If you have arrived at this page via a search engine, and you cannot see the navigation frame on the left, click here. It will redirect you to Carol Haney Home complete with frames!


Carol Haney- The Early Years

Carol, Carolyn: born musical and free

Star sign: Capricorn (Workaholics of the Zodiac)
Moon in Sagittarius conjunct Venus (like to party, casual “free” emotional and intimate relations)
[ed: this info from Robin in the US, thank you!]

Carol Haney was a talented actress, dancer, singer and choreographer who worked in Hollywood and Broadway in the 1950s-1960s. She was born in New Bedford, Massachusetts on 24 December 1924 to Norman Vincent Haney (who was a bank teller), and Ellen Haney (nee Christensen). Carol had one older sister, Marion.

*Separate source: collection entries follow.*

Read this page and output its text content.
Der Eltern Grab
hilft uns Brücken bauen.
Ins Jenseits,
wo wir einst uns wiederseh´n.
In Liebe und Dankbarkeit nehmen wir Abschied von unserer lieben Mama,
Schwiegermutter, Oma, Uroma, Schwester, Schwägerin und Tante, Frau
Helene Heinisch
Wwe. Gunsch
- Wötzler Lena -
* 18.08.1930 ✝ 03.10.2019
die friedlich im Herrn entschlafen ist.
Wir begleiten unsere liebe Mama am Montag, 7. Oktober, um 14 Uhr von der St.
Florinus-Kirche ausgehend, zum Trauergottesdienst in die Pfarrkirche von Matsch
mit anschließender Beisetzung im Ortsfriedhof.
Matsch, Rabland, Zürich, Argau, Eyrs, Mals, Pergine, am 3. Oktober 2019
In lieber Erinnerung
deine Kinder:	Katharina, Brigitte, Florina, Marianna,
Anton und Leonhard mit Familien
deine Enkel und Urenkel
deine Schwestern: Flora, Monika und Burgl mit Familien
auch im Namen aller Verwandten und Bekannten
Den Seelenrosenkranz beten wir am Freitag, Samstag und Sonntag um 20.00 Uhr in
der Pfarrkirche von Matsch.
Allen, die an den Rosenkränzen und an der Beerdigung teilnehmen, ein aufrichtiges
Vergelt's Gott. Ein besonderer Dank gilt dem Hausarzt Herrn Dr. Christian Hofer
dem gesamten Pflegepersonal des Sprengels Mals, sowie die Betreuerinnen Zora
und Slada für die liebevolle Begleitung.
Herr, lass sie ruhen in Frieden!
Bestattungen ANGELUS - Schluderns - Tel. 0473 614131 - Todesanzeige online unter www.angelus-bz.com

Carol began taking dance lessons at the age of five, and like her future mentor Gene Kelly, opened her own dancing school in her home town of New Bedford in her teenage years ("Miss Haney's School of Dance"). It seems that Carol practiced a self destructive work ethic from an early age, working at golf ball factories, pulled sodas, and dancing at ladies clubs, in order to get the money involved to finance the dance school. At the same time, Carol was juggling her final years of high school and also continuing her dance studies, commuting in and out of town. Her hard work was rewarded, as by the time she left High School, she had 125 students enrolled at the school.  

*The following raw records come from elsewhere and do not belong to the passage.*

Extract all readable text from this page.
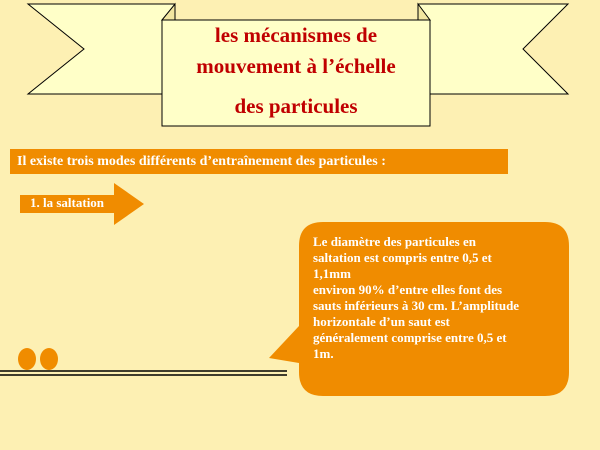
les mécanismes de
mouvement à l’échelle
des particules
Il existe trois modes différents d’entraînement des particules :
1. la saltation
Le diamètre des particules en
saltation est compris entre 0,5 et
1,1mm
environ 90% d’entre elles font des
sauts inférieurs à 30 cm. L’amplitude
horizontale d’un saut est
généralement comprise entre 0,5 et
1m.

Carol Haney on the far right, in "The Thrill of Brazil" (1946). Number staged by Jack Cole.

It was also during childhood that Carol developed on of her most recognisable personal traits- her husky voice. Carol's niece Sarah Woodcock revealed that Carol ate strange things like crayons when she was young. As a result, a severe throat infection left her voice coarse and husky for the rest of her life.

Carol was also highly artistic at a young age. Besides dancing at an elite level, she designed the costumes for her dance school's productions (which mama Haney, who also happened to be a skillful seamstress, made for Carol), and played the piano, along with the other Haney girls.

After finishing high school in 1942, Carol left New Bedford for California, where she studied dance with the fathers of two of the most talented women in Hollywood- Ernest Belcher (Marge Champion), and Eduardo Cansino (Rita Hayworth). Carol also kept up her hectic schedule, working as a soda jerk at drugstores (ed: "drugstore question" answered! a big thank you to Robin from the US!) and a waitress to support herself. She occasionally landed jobs on film, until the injury prone Carol tore ligaments of her kneecap on set. When she recovered, she returned to the nightclub circuit, where her considerable talent was recognised by the legendary Jack Cole. She would spend her next years, dancing with the Jack Cole dancers and touring nightclubs all over America. Carol was also Gwen Verdon's predecessor in her capacity as Jack Cole's assistant and dance partner from 1946 to 1958.

Under Cole, Carol underwent rigious dance training and developed her dance style in Cole's movies with Columbia. When she auditioned for MGM in the late 1940s, the studio recognised her unique talent right away and signed her with a stock (chorus) dancer's contract. In a chance casting for a movie named "On the Town", she would soon join Stanley Donen and Jeannie Coyne as Gene Kelly's able and talented assistants.